HONG KONG (Reuters) - A court in southern China on Friday jailed four activists who had publicly supported Hong Kong’s pro-democracy Occupy Central movement and who had criticized the Chinese Communist Party on social media, a lawyer said.
Two of them, Xie Wenfei and Wang Mo, were sentenced to four-and-a-half years by the intermediate people’s court in the city of Guangzhou after having been found guilty of “inciting subversion of state power”, their lawyer Chen Keyun told Reuters by telephone.
The Guangzhou Intermediate court declined to give any details of the charges or sentences when contacted by Reuters.
Chen said Xie and Wang had held up placards on a Guangzhou street in support of Hong Kong’s youth-led Occupy Central movement that saw tens of thousands block major roads for 79 days in late 2014 to pressure Beijing for full democracy in the Chinese-controlled city.

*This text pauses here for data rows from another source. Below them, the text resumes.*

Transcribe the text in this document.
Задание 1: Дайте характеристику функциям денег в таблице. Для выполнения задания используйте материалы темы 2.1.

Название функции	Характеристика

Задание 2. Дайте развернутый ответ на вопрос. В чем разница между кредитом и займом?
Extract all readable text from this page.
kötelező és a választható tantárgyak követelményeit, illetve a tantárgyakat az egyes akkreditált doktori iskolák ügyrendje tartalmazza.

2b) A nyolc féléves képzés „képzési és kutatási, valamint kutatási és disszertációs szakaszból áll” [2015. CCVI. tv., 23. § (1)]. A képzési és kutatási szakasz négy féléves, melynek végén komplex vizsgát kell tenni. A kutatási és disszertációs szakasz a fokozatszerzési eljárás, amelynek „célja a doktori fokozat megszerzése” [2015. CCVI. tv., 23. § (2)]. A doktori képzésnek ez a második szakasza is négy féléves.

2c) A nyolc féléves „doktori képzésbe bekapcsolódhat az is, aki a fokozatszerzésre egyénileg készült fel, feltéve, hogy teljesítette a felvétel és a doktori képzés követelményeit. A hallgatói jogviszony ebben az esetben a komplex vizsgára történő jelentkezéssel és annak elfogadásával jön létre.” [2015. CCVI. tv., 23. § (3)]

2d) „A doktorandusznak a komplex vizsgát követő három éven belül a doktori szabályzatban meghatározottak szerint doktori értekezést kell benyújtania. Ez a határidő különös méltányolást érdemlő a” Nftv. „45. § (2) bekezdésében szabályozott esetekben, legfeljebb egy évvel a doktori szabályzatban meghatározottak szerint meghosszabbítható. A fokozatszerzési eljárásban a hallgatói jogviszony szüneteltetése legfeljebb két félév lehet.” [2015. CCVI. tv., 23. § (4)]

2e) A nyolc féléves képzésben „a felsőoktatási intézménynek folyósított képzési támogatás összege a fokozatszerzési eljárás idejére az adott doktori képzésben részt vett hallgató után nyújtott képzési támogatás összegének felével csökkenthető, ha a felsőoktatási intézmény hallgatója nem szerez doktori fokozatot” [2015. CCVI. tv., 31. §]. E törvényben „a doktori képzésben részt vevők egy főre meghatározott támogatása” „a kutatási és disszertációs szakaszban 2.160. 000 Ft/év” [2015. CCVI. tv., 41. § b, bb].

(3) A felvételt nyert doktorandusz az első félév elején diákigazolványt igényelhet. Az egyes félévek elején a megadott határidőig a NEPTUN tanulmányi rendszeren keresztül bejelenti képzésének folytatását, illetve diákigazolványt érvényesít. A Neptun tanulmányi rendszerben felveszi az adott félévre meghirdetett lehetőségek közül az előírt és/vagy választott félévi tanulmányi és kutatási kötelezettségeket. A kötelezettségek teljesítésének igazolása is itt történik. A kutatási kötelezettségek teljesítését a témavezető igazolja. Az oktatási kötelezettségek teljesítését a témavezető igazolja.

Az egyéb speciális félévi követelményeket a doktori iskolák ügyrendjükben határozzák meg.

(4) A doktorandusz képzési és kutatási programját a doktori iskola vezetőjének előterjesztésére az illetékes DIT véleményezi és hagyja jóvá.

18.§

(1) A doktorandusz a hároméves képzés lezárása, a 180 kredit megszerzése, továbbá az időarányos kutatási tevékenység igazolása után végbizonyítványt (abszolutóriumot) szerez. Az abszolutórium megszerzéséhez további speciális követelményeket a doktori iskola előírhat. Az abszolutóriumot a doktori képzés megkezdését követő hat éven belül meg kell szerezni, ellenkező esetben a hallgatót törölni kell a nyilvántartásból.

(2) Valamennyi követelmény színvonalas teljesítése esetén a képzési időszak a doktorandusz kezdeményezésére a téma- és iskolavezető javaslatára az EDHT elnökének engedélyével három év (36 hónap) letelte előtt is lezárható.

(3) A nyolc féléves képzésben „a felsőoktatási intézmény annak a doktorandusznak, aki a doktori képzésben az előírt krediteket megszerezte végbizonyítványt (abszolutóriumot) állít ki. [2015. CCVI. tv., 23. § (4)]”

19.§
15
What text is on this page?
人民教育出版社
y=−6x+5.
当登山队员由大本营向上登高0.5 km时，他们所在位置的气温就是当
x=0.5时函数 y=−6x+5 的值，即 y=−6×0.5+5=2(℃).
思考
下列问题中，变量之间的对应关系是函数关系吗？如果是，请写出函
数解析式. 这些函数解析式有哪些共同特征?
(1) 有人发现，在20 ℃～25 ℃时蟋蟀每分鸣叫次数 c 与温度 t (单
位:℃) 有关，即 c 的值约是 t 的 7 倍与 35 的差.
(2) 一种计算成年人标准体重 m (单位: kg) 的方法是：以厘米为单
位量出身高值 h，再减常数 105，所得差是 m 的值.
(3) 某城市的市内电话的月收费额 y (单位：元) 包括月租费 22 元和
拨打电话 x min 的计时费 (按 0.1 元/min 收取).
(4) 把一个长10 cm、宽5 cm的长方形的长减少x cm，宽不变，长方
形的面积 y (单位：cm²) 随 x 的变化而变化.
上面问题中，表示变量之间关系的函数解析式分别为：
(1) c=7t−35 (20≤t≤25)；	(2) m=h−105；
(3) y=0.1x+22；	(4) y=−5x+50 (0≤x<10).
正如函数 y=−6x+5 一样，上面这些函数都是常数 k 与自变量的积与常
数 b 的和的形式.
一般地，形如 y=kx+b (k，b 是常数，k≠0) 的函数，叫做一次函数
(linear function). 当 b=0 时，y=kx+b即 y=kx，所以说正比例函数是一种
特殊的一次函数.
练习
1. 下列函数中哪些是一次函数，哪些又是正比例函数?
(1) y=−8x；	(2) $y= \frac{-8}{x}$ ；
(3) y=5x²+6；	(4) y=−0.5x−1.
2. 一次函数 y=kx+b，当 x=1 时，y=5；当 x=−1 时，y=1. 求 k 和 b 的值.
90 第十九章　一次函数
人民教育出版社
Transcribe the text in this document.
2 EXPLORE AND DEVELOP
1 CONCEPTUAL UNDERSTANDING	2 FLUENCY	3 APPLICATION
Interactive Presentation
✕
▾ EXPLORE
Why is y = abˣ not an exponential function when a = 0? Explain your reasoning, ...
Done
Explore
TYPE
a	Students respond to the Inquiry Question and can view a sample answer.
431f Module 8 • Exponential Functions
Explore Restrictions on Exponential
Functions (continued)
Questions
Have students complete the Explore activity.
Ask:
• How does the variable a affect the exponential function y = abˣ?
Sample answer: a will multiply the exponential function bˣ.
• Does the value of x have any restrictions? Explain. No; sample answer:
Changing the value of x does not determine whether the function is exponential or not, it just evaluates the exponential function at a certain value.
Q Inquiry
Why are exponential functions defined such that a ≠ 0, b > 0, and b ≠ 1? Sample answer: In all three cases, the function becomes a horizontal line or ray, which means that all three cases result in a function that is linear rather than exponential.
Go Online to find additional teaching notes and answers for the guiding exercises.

“This does not constitute any illegal behavior. On the contrary, we think not only were they not inciting subversion to the state’s power, but they were actually safeguarding the state’s power,” said Chen. He denounced the sentence, saying the men should be free to call for universal suffrage as a fundamental right.
The pair had also openly posted messages on Twitter and Weibo criticizing the ruling Communist Party and calling for an end to one-party rule.
Two others, Zhang Rongping and Liang Qinhui, were jailed for four years and one-and-a-half years respectively on similar charges. They, too, had expressed support for Hong Kong’s Occupy movement. Their lawyers, however, weren’t reachable for comment.
Security was tight outside courthouse with a large number of police vans parked outside. Foreign reporters and diplomats were barred from the courtroom, one witness there told Reuters.
In March, the United States and 11 other countries at the United Nations criticized China’s crackdown on human rights and its detentions of lawyers and activists.
Chinese police have detained about 250 human rights lawyers, legal assistants, and activists across the country since a nationwide crackdown began last July, according to the U.N., though a number have since been released.
The former British colony of Hong Kong returned to Chinese rule in 1997 with the promise of wide-ranging autonomy, including an independent legal system and freedom of speech.